Senator Ted Cruz (R/TP-TX), along with Governor Rick "I-will-make-Washington-DC-inconsequential-in-your- lives" Perry, has reportedly requested federal aid for West, a town that suffered a devastating industrial accident this past week.
I suspect West's citizens voted for Ted Cruz and support Rick Perry, but I do not really care. If West needs help, we should help them without delay. (If the company were negligent, it should pay too, and perhaps even be charged with criminal negligence, but that is another story entirely.)
While the president, as he should, remains above this fray, Senate Democrats should make this a "teachable moment" by insisting on a few simple conditions:
1. Senator Cruz must lead the fight for aid on the Senate floor. He must explain why federal government aid for West is good and necessary. He must also explain why federal money is justifiable only in an acute disaster, and not in a chronic disaster such as joblessness. The American people deserve to know why one is good, true and beautiful, and the other bad, false and ugly. And none of this "starting us on a path" crap. He must also explain why giving West's wealthiest citizens a tax-cut, instead of federal relief money, is not sufficient.
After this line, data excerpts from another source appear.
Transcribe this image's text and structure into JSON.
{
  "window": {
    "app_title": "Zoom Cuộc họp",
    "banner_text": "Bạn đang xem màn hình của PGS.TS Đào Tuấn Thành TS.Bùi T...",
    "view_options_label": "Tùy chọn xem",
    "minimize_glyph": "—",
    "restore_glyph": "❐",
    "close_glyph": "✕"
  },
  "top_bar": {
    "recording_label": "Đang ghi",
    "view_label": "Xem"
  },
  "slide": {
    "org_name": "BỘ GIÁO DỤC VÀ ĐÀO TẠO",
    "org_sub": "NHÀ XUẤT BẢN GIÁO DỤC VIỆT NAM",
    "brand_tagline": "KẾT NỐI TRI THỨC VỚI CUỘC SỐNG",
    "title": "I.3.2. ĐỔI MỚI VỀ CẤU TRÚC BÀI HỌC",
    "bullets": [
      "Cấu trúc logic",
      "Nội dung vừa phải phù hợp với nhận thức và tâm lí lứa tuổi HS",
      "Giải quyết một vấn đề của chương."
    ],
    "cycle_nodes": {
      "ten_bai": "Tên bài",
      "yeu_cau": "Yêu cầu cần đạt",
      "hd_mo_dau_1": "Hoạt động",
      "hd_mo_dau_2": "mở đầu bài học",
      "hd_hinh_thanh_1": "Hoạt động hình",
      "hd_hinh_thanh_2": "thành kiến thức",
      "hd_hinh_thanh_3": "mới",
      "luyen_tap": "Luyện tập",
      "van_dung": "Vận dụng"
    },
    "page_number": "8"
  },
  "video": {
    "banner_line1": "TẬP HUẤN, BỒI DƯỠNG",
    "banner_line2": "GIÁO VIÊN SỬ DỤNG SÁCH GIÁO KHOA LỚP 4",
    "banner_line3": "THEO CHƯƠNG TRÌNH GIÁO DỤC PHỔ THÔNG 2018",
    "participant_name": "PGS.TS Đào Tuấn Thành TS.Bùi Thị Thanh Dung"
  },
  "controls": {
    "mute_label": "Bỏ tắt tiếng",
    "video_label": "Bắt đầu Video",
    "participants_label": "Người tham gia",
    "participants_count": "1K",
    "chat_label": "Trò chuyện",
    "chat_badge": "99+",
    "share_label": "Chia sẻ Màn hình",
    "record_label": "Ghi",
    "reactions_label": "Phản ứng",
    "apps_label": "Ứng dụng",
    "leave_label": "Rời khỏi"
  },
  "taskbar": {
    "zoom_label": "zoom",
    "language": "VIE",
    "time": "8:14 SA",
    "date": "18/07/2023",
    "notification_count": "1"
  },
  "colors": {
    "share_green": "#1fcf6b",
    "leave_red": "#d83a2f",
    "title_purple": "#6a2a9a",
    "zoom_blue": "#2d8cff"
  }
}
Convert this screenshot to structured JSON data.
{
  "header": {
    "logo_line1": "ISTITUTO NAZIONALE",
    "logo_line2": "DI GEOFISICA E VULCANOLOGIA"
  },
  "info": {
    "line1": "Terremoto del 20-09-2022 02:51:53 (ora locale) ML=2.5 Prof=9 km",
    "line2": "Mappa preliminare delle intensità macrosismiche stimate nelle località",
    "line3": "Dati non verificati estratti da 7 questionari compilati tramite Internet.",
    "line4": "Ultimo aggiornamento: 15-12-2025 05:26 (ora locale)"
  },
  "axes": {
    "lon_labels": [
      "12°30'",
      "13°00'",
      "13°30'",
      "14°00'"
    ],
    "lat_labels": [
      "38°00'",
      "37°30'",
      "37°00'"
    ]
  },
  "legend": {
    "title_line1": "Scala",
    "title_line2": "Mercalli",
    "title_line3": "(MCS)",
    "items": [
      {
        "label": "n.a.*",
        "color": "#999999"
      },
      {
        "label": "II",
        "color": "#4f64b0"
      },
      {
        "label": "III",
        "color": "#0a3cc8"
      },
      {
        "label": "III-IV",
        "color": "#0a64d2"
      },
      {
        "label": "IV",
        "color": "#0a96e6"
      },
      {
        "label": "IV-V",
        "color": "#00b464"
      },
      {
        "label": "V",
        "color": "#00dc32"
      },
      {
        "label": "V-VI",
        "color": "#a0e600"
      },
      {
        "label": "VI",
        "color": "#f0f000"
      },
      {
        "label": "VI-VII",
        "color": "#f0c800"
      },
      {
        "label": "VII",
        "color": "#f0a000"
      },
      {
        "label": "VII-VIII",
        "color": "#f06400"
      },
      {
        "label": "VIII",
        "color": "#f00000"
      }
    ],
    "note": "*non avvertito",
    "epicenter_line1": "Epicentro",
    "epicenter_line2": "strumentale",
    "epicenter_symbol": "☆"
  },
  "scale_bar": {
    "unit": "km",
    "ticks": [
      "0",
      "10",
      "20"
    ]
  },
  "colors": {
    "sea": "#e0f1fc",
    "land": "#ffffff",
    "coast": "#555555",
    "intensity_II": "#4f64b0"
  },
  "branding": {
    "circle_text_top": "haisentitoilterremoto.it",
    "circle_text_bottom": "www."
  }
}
2. Governor Perry must agree to the Medicaid expansion under the Affordable Health Care Act.
3. $1.5 billion Affordable Health Care Act implementation money must be attached to the Texas relief bill. In the hurricane Sandy aid bill that Cruz voted against, there was money for additional projects, and Cruz has claimed that he voted against it because of those additions. Health and Human Services Secretary Kathleen Sebelius testified recently that Affordable Health Care Act implementation funding has been lacking -- well, let the Senate attach it to this bill, and see if Senator Cruz votes against it for the same reason.
4. Senators Mike Lee (R/TP-UT) and Rand Paul (R/TP-KY) must vote for it.
None of these is too much to ask nor would delay aid to Texas as the right-wing did to the northeast's Sandy relief.
The first is just an act of will by Cruz himself, although it will be fascinating to hear Cruz's patron, Heritage Foundation leader Jim DeMint, comment on the injury to "freedom" that this relief will cause.
The second is not only just an act of will by Governor Perry, but also forces him to acknowledge, by deed if not by word, that aid for lower income families' health care is as justifiable as aid for the consequences of an industrial disaster. If Washington, D.C. is not so inconsequential for West, let him make it similarly "not inconsequential" for Texas' national disgraceful record 25 percent uninsured.
The third, Affordable Health Care Act implementation money, forces Cruz to prove that the reason he voted against the Sandy victims was really additional funding, or to demonstrate his rank hypocrisy when it comes to his own constituents. We might as well get the $1.5 billion Affordable Healthcare Act implementation money from this, so tens of millions of Americans' healthcare is no longer the victim of right-wing theology. The right-wing wants to make Affordable Healthcare Act implementation difficult and then blame the president. If Cruz wants aid for West to relieve its suffering, he should be forced to abandon that cruelty toward others.
The last, #4, is admittedly a throwaway. Mike Lee has asserted that FEMA is unconstitutional. Rand Paul's Daddy, Ron, asserted that FEMA was an impediment to recovery. Let us see if Cruz can prevail on his whacko colleagues to help him out here.
That, of course, is just the Senate. House Majority Leader Eric Cantor (R-VA) may decide to delay everything because he has to find money currently helping poor people survive to pay for the Texas federal relief package. But, that is a right-wing decision to delay, not the Senate Democrats.'
Or, perhaps tax-cuts for the wealthiest West (TX) residents is all that is needed, isn't that right Eric?
It would be a mistake for the country to miss this "teachable moment" because once this dam is breached, so much else, such as spending to create more desperately needed jobs, may become possible.